Pocas veces las mujeres de la casa te dejaban sola, pero cuando había fiestas o muertes (se parecían mucho) o cuando la familia iba al campo y te quedabas al cuidado de las sirvientas o de los sirvientes, gozabas de una libertad absoluta. "Chango es serio. Chango es bueno, mejor que una niñera" decían a coro.

Alguien murió, no recuerdo quién. En la casa había olor a flores, a cera, a incienso. Crespones en las puertas, en los retratos, en los brazos de las visitas. Te pusiste un vestido blanco, de organdí, y medias negras. Aquel día la cara de Chango estaba más borrosa que de costumbre. Como un perro, husmeabas el horrible olor de las flores. Te encerraste con él en el cuarto de los juguetes y empezaste a mostrarle las estampas de tu libro de misa. Las leyendas piadosas, que él no sabía leer, y que tú leías en voz alta, parecían excitarlo. Una voz de mujer, aguda, fría, retumbó desde el sótano: "¿La Muñeca se porta bien?". "¡Admirablemente bien!", contestó Chango con la boca llena de comida. Y la voz de la mujer agregó: "La llevaré al velorio a la noche para que rece". Chango volvió a entrar en el cuarto y te ordenó: "Mirarás por la cerradura cuando yo esté en el cuartito de al lado. Cuando te golpee la puerta, mirarás. ¿Entendido?". Y agregó: "No te asustes".

Qué pena siento al pensar que lo horrible imita lo hermoso, como el mono imita al hombre. Qué pena siento al pensar que Chango te esperaba como el novio a la novia, en su aposento, con un ramito de flores en la mano. El ramito de flores era un plumerito rojo que te ofrecía para que la ceremonia fuera más santa.

Chango volvió al cuarto y te preguntó: "¿Viste?". Dijiste que sí con la cabeza. No te defendiste. Añorabas la pulcra flor del plumerito, el libro de misa, las estampas, los vestidos blancos, las coronas de novia. Durante noches de insomnio compusiste mentirosos informes, para defenderte de la acusación que te harían al descubrir el pecado que no cometiste, pero que sentías como si lo hubieras cometido. Era un pecado mortal. Un pecado que no tenía perdón. Estabas condenada, irremediablemente condenada.

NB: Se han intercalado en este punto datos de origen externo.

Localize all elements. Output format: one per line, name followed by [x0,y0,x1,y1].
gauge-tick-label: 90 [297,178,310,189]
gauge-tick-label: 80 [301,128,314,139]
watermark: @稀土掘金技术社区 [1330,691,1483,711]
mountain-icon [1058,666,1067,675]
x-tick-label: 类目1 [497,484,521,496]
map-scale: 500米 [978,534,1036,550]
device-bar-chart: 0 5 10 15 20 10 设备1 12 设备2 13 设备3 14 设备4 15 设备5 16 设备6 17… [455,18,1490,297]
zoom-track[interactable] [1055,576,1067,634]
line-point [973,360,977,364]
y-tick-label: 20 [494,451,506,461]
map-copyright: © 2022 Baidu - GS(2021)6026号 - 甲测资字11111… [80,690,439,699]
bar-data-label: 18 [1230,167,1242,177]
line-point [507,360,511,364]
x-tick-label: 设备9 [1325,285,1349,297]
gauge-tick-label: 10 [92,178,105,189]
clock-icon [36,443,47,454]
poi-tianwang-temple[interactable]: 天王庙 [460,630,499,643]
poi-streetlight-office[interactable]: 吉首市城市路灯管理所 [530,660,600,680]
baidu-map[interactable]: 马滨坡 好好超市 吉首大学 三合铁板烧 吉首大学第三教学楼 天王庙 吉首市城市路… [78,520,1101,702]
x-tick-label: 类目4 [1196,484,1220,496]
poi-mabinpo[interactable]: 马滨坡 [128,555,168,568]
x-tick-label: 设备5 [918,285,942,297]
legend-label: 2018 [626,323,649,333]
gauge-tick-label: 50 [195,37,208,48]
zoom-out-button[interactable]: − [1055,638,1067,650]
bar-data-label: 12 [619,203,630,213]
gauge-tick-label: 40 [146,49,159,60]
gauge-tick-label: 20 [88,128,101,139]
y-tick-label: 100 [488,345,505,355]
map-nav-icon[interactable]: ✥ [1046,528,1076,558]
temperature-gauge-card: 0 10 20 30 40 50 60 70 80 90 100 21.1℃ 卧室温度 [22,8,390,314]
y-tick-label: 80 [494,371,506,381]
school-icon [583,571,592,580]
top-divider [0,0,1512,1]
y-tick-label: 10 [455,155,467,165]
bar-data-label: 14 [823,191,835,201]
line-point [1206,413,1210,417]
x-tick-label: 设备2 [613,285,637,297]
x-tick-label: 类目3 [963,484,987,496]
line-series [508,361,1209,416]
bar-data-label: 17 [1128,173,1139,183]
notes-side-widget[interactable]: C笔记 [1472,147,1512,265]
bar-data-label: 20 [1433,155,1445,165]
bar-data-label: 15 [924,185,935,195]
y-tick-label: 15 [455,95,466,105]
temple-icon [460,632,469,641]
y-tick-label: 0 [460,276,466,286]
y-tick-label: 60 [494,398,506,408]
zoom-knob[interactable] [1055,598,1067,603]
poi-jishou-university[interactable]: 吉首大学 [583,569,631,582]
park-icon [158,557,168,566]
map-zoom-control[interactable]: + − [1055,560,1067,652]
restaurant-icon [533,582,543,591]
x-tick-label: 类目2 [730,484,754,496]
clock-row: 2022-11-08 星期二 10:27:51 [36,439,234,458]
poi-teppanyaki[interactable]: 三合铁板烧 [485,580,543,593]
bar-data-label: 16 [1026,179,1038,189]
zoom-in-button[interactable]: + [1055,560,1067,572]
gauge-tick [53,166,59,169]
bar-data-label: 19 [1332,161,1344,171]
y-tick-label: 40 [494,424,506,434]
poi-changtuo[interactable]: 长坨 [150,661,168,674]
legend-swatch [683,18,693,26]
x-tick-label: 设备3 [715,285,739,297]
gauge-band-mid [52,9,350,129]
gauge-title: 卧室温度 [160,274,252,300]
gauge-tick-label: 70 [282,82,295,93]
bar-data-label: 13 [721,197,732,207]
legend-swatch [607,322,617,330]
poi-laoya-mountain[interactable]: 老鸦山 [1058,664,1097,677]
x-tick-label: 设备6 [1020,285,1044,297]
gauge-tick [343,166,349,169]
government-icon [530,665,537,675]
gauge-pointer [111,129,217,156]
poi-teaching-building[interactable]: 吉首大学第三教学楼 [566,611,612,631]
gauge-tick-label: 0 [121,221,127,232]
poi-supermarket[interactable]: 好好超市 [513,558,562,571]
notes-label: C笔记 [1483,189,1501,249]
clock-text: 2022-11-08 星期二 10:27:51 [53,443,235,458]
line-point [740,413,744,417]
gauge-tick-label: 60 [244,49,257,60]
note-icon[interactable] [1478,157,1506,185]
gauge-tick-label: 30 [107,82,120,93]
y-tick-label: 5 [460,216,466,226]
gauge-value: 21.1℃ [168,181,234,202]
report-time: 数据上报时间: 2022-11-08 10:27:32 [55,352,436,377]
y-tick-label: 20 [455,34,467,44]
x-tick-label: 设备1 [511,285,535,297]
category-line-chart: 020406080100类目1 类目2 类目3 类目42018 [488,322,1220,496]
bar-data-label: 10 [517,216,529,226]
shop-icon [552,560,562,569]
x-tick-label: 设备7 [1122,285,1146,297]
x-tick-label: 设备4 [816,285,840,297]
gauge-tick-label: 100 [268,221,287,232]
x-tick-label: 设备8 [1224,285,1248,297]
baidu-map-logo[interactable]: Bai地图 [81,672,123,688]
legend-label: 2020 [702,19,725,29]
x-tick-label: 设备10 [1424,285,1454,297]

Tu primera comunión llegó. No hallaste fórmula pudorosa ni clara ni concisa de confesarte. Tartamudeaste frente a la rejilla del confesonario. Te levantaste llorando. El cura te dijo que volvieras al día siguiente. No volviste. Comulgaste. Con dolor de parricida, de condenada a muerte por traición, entraste en la iglesia helada. Vestida de novia, con una vela encendida en la mano, un libro de misa y un rosario, parecías una santa. Recibiste la hostia en la boca. En vez del sabor celestial que te habían anunciado, sentiste un gusto a demonio, a condenación, a infierno. Te buscaría por el mundo entero a pie como los misioneros para salvarte si tuvieras la suerte de ser mi contemporánea, si yo tuviera la suerte de ser tu contemporánea. Yo sé que durante mucho tiempo oíste en la oscuridad de tu cuarto voces inhumanas. Eran las voces de los que viven en el infierno. ¿Cómo hiciste para sobrevivir? Sólo un milagro lo explica: el milagro de la misericordia.